7 Autores que adoptem as visões deliberativa ou participativa de democracia poderão não subscrever, desde logo, um dos elementos de sustentação destas definições de participação política: a ideia de que existe uma dicotomia entre o público em geral, ou massas, e uma elite decisora (Teorell, 2006). Dispositivos institucionais que favorecem a intervenção directa dos cidadãos nos processos de tomada de decisão, como o orçamento participativo, vêm colocar novos desafios ao conceito de participação.
17
Independentemente da amplitude do leque de actividades que consideremos
como fazendo parte da participação política, tem-se constatado que o seu exercício se
encontra associado ao envolvimento em organizações da sociedade civil. No ano de
1958, Herbert Maccoby publicou um artigo em que analisa dados referentes à
participação eleitoral dos membros de uma associação cívica sediada num condado do
estado norte-americano da Virgínia. Os membros da associação tendiam a votar mais,
algo observável em segmentos específicos do eleitorado: a taxa de participação da
população negra residente neste condado foi de apenas 35% nas eleições primárias de
1949, enquanto 67% dos afro-americanos filiados naquela associação exerceram o seu
direito de voto nesse acto eleitoral (Maccoby, 1958, p. 529). Nos inquéritos aplicados
foram incluídas perguntas relacionadas com a intensidade do vínculo à associação e
com os actos de participação eleitoral anteriores à adesão ao grupo cívico. Aqueles
que antes se abstinham passaram a exercer o seu direito de voto após aderirem à
organização e, antecedendo as conclusões de Almond e Verba em The Civic Culture,
Maccoby defende que quanto maior o grau de envolvimento nas actividades da
associação, maior a probabilidade de voto (Maccoby, 1958, p. 528).
No estudo são contempladas duas explicações complementares para a relação
entre envolvimento associativo e participação eleitoral. Por um lado, a auto-
selectividade no processo de recrutamento dos membros. A uma associação de
natureza cívica, neste caso devotada à resolução de um problema da comunidade,
tenderão a juntar-se cidadãos que já estão empenhados politicamente – por outras
palavras, indivíduos que já votavam. Contudo, descontando os já politicamente
activos, aqueles que não votavam passaram, em muitos casos, a fazê-lo depois de
aderirem à organização, pelo que há que admitir que a experiência nas organizações
exerça uma influência. A explicação que Maccoby avança é que os membros de
associações se encontram mais expostos ao contacto com actores políticos e, como tal,
são mais sujeitos à sua influência.
Os desenvolvimentos recentes da literatura têm posto em confronto estas duas
linhas de argumentação: por um lado, a ideia de que nas organizações da sociedade
civil se exerce um qualquer efeito nos seus membros que os conduz à participação; por
18
outro, a possibilidade de os indivíduos que nelas se congregam já reunirem, à partida,
características que os levam a ser mais activos.

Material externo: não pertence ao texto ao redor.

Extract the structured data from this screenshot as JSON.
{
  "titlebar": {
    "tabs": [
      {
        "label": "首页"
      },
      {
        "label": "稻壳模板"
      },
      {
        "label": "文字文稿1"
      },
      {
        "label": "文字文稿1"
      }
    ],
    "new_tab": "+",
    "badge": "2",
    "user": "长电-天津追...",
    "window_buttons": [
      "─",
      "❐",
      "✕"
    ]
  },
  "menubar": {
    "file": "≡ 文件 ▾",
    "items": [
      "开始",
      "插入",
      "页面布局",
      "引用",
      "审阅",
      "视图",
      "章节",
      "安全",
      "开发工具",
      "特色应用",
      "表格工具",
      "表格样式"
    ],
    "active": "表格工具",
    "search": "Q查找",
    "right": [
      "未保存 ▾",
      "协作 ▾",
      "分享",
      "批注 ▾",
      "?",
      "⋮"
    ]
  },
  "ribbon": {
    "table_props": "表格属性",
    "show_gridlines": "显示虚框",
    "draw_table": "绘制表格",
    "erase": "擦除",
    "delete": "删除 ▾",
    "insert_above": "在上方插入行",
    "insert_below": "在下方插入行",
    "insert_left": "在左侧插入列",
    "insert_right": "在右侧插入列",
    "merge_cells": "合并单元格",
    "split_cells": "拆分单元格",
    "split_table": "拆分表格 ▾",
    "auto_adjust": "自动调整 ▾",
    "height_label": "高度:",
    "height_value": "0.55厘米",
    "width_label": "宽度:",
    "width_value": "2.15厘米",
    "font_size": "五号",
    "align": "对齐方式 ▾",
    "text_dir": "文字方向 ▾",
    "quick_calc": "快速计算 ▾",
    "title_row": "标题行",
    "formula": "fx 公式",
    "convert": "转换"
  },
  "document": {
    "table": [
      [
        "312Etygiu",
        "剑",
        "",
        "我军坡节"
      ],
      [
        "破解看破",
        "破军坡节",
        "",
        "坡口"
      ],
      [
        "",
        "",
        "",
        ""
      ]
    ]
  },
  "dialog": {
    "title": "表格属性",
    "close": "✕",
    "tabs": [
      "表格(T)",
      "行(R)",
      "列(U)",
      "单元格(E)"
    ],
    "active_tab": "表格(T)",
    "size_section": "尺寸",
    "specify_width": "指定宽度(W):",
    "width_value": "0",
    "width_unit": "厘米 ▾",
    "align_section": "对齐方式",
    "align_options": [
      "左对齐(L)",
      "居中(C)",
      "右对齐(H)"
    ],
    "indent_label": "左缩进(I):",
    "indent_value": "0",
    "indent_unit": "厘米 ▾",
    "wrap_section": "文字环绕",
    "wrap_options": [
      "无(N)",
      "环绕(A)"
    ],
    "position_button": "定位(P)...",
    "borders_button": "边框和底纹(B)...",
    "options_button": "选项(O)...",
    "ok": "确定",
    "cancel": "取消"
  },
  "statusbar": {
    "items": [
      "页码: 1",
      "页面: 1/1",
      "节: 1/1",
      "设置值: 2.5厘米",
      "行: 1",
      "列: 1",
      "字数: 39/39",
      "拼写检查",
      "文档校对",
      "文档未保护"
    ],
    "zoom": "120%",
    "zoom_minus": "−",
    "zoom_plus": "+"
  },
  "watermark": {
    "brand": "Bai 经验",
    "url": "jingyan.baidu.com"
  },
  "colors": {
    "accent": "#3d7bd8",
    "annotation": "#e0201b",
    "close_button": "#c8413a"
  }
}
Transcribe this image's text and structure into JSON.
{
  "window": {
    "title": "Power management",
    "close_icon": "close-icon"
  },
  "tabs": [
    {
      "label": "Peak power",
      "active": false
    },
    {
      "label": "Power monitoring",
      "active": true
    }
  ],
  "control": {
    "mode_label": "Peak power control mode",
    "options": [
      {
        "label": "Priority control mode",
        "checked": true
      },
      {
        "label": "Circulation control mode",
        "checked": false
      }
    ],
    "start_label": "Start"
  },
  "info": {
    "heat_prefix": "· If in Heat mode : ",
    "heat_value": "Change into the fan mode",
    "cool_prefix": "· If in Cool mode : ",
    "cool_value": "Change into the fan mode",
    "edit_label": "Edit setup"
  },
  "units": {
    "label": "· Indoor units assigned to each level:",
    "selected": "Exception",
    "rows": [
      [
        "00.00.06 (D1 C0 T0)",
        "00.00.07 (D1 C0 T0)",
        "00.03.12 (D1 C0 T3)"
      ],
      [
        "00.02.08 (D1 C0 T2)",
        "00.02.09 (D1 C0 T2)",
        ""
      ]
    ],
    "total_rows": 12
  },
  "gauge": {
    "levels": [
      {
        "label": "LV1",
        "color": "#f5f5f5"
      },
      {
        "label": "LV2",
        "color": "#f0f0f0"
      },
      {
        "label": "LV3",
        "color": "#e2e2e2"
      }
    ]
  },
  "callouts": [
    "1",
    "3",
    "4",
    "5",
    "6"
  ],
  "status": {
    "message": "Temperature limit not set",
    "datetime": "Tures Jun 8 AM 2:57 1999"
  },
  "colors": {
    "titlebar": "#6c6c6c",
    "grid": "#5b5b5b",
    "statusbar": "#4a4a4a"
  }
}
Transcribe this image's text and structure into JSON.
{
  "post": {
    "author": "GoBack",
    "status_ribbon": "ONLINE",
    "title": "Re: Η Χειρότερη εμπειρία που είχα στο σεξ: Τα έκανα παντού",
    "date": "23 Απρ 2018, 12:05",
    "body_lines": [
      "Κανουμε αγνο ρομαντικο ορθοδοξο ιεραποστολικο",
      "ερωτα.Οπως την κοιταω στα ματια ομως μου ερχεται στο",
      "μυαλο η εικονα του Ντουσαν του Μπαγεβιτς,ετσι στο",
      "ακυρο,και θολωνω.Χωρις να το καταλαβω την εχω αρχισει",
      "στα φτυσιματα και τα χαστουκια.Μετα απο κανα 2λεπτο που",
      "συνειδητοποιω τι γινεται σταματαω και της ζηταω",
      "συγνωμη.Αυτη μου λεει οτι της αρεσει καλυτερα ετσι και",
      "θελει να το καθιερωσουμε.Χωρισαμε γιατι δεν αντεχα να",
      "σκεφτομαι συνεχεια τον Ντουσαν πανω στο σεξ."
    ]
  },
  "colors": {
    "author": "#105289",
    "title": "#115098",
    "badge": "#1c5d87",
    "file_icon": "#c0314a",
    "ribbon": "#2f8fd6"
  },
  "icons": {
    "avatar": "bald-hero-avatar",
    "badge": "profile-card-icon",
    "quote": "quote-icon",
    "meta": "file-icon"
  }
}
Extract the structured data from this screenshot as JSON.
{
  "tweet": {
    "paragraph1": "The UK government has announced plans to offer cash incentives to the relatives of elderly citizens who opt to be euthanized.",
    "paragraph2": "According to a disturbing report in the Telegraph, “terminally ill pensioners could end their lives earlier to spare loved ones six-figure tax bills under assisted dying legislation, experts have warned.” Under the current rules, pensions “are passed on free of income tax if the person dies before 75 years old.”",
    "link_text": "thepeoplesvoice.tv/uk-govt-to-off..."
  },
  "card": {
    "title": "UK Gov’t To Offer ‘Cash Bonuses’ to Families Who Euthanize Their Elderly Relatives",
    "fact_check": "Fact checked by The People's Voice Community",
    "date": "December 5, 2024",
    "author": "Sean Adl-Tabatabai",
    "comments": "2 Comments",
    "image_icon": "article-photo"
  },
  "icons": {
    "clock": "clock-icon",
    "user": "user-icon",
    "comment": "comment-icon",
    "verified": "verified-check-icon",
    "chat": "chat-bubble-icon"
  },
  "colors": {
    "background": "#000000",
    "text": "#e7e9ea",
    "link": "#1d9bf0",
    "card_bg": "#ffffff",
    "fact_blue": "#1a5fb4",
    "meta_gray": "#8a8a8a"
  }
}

Partindo do quadro teórico da escolha racional, Steven Rosenstone e John
Hansen (1993) concentram-se nos custos e benefícios (materiais, solidários e
intrínsecos) associados à participação política. O modelo delineado por estes autores
integra o impacto do contexto social em que o indivíduo se move: o acesso às suas
redes sociais reduz os “custos de contacto” por parte de políticos, partidos, grupos de
interesse e activistas, permitindo, desta forma, economizar recursos comunicacionais e
de tempo que são escassos. Uma vez garantido o acesso a estas redes sociais, os
actores envolvidos procuram proceder à mobilização, “o processo através do qual
candidatos, partidos, activistas e grupos induzem outras pessoas a participar"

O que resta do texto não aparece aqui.